Thai protesters lift airport siege, flights due in
Thailand's main international airport should be back to normal in two days, its general manager said on Wednesday as anti-government protesters packed up and left at the end of an eight-day blockade, reported Reuters.
Serirat Prasutanond said a Thai Airways domestic flight from the southern island of Phuket should land at 3:00 a.m. EST, the first plane to arrive since the People's Alliance for Democracy (PAD) protesters overran the $4 billion site on November 25.
"I have strong confidence that everything will be OK and will back to normal in two days," Serirat told Reuters as trucks ferried the yellow-shirted PAD demonstrators from the terminal.
He said the first international flight would land around midnight on Thursday.
Serirat said in a statement on Tuesday the airport would be closed until at least December 15 due to the need for security and computers systems checks.
The PAD, led by a group of royalist businessman, academics and activists, formally marked the end of their occupation by singing the king's anthem before they left.

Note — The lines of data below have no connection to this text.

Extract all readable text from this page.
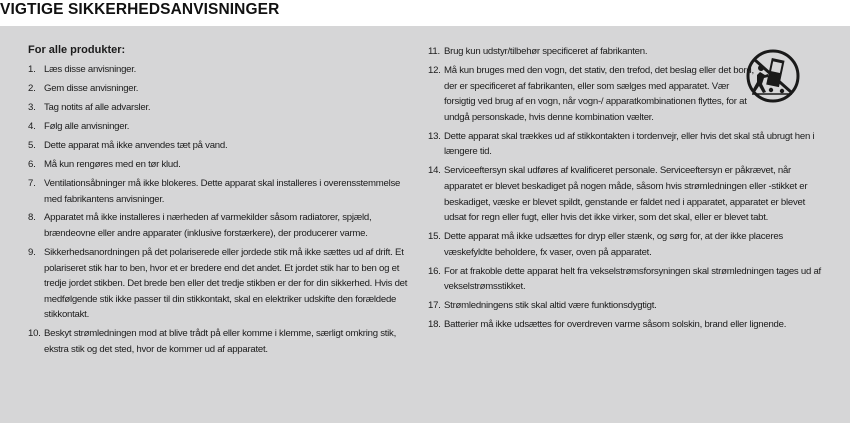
VIGTIGE SIKKERHEDSANVISNINGER
For alle produkter:
1. Læs disse anvisninger.
2. Gem disse anvisninger.
3. Tag notits af alle advarsler.
4. Følg alle anvisninger.
5. Dette apparat må ikke anvendes tæt på vand.
6. Må kun rengøres med en tør klud.
7. Ventilationsåbninger må ikke blokeres. Dette apparat skal installeres i overensstemmelse med fabrikantens anvisninger.
8. Apparatet må ikke installeres i nærheden af varmekilder såsom radiatorer, spjæld, brændeovne eller andre apparater (inklusive forstærkere), der producerer varme.
9. Sikkerhedsanordningen på det polariserede eller jordede stik må ikke sættes ud af drift. Et polariseret stik har to ben, hvor et er bredere end det andet. Et jordet stik har to ben og et tredje jordet stikben. Det brede ben eller det tredje stikben er der for din sikkerhed. Hvis det medfølgende stik ikke passer til din stikkontakt, skal en elektriker udskifte den forældede stikkontakt.
10. Beskyt strømledningen mod at blive trådt på eller komme i klemme, særligt omkring stik, ekstra stik og det sted, hvor de kommer ud af apparatet.
11. Brug kun udstyr/tilbehør specificeret af fabrikanten.
12. Må kun bruges med den vogn, det stativ, den trefod, det beslag eller det bord, der er specificeret af fabrikanten, eller som sælges med apparatet. Vær forsigtig ved brug af en vogn, når vogn-/ apparatkombinationen flyttes, for at undgå personskade, hvis denne kombination vælter.
13. Dette apparat skal trækkes ud af stikkontakten i tordenvejr, eller hvis det skal stå ubrugt hen i længere tid.
14. Serviceeftersyn skal udføres af kvalificeret personale. Serviceeftersyn er påkrævet, når apparatet er blevet beskadiget på nogen måde, såsom hvis strømledningen eller -stikket er beskadiget, væske er blevet spildt, genstande er faldet ned i apparatet, apparatet er blevet udsat for regn eller fugt, eller hvis det ikke virker, som det skal, eller er blevet tabt.
15. Dette apparat må ikke udsættes for dryp eller stænk, og sørg for, at der ikke placeres væskefyldte beholdere, fx vaser, oven på apparatet.
16. For at frakoble dette apparat helt fra vekselstrømsforsyningen skal strømledningen tages ud af vekselstrømsstikket.
17. Strømledningens stik skal altid være funktionsdygtigt.
18. Batterier må ikke udsættes for overdreven varme såsom solskin, brand eller lignende.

The protesters decided to lift their siege after the courts dismissed the government of Prime Minister Somchai Wongsawat, whom the PAD accuse of being a puppet of his brother-in-law, Thaksin Shinawatra, who was ousted in a 2006 coup.
No one expects Somchai's departure to provide more than short-term respite to the wider political crisis that has been dragging on for three years.
Thaksin allies still dominate parliament and are expected to elect a new prime minister from among their number on December 8 -- the third prime minister in as many months.
Cargo flights started to leave Suvarnabhumi on Tuesday but the occupation has dealt an enormous blow to tourism and the export sector, already reeling from the global economic crisis.
Weerasak Kowsurat, the outgoing minister for tourism in Somchai's government, estimated around 230,000 foreign tourists remained stranded on Wednesday, but a steady flow of planes was leaving from other airports outside the capital.
"If the PAD gives back both airports, this should help speed up the process to get people home even faster," he told Reuters.
"These tourists left stranded should not have to wait for the official reopening of the airport, which is probably going to take another week. At this point, I think, what's important is to get them home as soon as possible," he added.
Finance Minister Suchart Thada-Thamrongvech said this week the economy would struggle to grow at all next year.